With regard to oncological outcomes, we found a significant difference between DCU1 nonresponders and responders in both 5‐year OS (0% vs. 87.5%, P = 0.001) and DSS (0% vs. 93.3%, P = 0.000). Of the 16 responders who underwent subsequent surgery with or without adjuvant therapy, only one developed local recurrence (6%, 1/16).
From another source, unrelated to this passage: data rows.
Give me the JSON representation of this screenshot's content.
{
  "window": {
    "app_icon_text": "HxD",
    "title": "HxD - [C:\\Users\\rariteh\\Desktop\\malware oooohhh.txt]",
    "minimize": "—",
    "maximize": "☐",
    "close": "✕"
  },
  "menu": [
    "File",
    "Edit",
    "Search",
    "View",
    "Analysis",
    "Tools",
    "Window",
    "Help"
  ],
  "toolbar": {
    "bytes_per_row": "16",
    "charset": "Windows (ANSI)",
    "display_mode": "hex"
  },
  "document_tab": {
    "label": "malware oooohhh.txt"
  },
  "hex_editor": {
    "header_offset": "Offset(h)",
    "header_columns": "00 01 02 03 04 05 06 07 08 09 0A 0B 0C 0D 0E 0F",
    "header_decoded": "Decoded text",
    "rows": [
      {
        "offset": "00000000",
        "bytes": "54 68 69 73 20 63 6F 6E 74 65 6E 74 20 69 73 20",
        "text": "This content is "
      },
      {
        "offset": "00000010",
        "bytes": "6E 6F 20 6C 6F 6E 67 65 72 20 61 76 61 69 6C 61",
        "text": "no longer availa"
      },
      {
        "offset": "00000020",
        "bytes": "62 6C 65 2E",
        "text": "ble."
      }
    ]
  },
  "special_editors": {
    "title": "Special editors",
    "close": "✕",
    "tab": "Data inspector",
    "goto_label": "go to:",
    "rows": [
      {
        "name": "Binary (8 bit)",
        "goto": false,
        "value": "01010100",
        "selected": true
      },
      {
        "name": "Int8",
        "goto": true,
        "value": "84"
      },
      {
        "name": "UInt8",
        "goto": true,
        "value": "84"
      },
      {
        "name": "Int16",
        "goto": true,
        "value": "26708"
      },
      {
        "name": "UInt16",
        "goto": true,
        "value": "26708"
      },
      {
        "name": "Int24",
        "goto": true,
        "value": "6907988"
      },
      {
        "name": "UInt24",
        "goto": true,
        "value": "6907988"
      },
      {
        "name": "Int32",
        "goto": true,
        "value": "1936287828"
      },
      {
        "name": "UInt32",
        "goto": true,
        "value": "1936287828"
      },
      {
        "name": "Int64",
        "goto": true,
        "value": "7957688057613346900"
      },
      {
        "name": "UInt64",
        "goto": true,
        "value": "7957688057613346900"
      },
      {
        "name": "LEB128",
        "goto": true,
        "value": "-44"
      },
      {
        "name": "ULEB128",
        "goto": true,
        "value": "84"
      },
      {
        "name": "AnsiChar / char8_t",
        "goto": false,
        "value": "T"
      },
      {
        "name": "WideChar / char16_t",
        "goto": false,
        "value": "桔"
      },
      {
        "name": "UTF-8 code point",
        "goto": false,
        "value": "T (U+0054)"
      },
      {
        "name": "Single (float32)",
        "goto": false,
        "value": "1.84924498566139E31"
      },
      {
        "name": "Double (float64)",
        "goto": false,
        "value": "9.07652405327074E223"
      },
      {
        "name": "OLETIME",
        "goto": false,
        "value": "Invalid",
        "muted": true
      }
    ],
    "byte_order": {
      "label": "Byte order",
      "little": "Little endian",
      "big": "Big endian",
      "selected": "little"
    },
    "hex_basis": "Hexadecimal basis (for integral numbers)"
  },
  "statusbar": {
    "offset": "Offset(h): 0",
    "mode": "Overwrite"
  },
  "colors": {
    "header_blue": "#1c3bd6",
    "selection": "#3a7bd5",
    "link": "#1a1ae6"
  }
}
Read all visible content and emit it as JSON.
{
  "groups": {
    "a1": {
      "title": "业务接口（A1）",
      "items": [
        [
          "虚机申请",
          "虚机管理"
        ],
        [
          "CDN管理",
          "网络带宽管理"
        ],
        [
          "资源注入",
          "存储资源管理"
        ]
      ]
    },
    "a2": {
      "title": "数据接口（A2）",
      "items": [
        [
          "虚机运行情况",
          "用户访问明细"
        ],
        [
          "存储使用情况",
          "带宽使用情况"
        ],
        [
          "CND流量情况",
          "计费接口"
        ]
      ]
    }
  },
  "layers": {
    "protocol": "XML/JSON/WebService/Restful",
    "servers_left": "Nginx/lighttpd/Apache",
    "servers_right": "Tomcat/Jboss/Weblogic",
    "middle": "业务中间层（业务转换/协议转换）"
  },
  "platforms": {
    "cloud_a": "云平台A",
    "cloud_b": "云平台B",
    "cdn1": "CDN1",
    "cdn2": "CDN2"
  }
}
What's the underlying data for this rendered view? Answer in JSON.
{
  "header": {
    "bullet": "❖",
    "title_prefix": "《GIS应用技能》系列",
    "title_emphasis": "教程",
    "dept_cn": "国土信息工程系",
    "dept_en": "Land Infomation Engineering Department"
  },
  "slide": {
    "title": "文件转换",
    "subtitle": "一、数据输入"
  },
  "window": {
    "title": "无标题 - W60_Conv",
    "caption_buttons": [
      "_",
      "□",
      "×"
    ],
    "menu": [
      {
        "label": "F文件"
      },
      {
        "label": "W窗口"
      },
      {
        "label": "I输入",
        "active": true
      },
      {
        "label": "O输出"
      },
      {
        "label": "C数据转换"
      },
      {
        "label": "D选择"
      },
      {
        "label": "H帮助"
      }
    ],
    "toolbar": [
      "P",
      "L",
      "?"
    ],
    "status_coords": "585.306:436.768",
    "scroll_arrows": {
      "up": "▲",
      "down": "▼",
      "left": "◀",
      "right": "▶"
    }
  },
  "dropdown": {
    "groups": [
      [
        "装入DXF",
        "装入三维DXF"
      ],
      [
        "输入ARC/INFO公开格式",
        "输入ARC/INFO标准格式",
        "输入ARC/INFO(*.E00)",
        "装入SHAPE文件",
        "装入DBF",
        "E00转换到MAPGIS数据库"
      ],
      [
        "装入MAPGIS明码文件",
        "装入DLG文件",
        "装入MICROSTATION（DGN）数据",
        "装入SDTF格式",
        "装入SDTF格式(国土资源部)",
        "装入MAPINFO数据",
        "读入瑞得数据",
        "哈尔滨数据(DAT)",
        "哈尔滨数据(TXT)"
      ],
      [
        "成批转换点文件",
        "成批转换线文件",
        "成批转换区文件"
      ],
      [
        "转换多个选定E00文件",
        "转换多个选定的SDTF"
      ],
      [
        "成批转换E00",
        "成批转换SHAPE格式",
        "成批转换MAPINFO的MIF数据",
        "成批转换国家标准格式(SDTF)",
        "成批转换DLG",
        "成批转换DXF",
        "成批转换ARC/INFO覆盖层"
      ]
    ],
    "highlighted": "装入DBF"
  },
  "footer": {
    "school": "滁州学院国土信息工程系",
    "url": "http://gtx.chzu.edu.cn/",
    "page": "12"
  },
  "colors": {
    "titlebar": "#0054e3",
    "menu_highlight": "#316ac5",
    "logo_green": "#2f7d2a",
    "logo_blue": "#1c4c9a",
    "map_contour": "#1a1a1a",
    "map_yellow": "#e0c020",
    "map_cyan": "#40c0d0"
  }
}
In contrast, both DCU1 nonresponders had dismal survival outcomes from rapid local recurrence, despite the fact that surgery with adjuvant therapy was arranged immediately. Inhestern et al. showed significantly better progression‐free survival and OS rates in responders to TPF induction before surgery in advanced oral and oropharyngeal cancers. Zhong et al. also reported a similar result of better OS and locoregional control in patients with advanced OSCC who had a favorable clinical or pathologic response to ICT. Our results further suggest a chemoselection effect for patients with favorable oncologic outcomes with just one cycle of ICT; however, management of DCU nonresponders remains problematic in this study.

The principle of surgery after chemotherapy or radiotherapy in HNSCC often advocates excision by the original tumor extent due to concerns regarding nonconcentric tumor shrinkage. , However, conservation surgery has been safely applied after neoadjuvant chemotherapy in breast cancer patients to optimize oncological and cosmetic outcomes. , , , In this study, similar to breast conservation surgery, the extent of surgical excision was advocated according to the size of residual lesion after ICT. Transoral surgery, without the need for mandibulotomy or flap reconstruction, was performed in 62.5% of patients, in contrast to 31.5% at initial surgical planning at diagnosis (Table 4). Notably, of the five patients who waived the mandibulotomy approach and flap reconstruction, four had cT4a tumors. The margin positive rate under this surgical principle was 6.3%. Only one patient developed local recurrence 27 months after POCCRT, implying that surgery according to residual tumor after ICT may be feasible and safe in selected OTSCC patients. We excluded tumors with gingiva or mandible involvement due to the possibility of tumor adherence on the bone or periosteum, leading to nonconcentric tumor shrinkage after ICT. Further studies should be carried out to verify this hypothesis.

The limitation of our study is the relative small sample size. Since this was a phase II trial, more patients should be recruited with a comparison group in the future study. In addition, DCU1 nonresponders had extremely poor oncologic outcomes. Treatment delay from ineffective ICT in nonresponders, although determined after just one cycle of DCU, is also a concern. Therefore, molecular markers should be further investigated to predict the response to ICT and allow proper selection of candidates for ICT. Until then, the benefit of ICT may be fully exploited in responders, and nonresponders will be spared from treatment delay and toxicities. Finally, functional outcomes, other than tracheostomy and tube feeding, were not addressed in this study. The details of functional improvement and quality of life require further study.

CONCLUSION

In conclusion, tongue conservation treatment by ICT with a DCU regimen, followed by surgery and risk‐adapted adjuvant therapy, is feasible for OTSCC. A good oncological outcome could be achieved in ICT responders with risk‐adapted adjuvant therapy. However, the outcomes of nonresponders are dismal. Further study in a larger patient population with a control group is required to explore the oncologic and functional benefit of this treatment.

CONFLICT OF INTEREST

The authors declare that they have no potential conflicts of interest.

AUTHOR CONTRIBUTIONS

Tsung‐Lun Lee: Data curation; resources; writing‐original draft. Pei‐Yin Wei: Writing‐original draft. Muh‐Hwa Yang: Methodology; resources; supervision. Peter Mu‐Hsin Chang: Resources. Ling‐Wei Wang: Resources. Shyh‐Kuan Tai: Conceptualization; funding acquisition; methodology; project administration; supervision; writing‐review & editing.

ETHICS STATEMENT

All procedures performed in studies involving human participant were in accordance with the ethical standards of the institutional research committee and with the 1964 Helsinki declaration and its later amendments or comparable ethical standards. Signed informed consent was obtained from patients.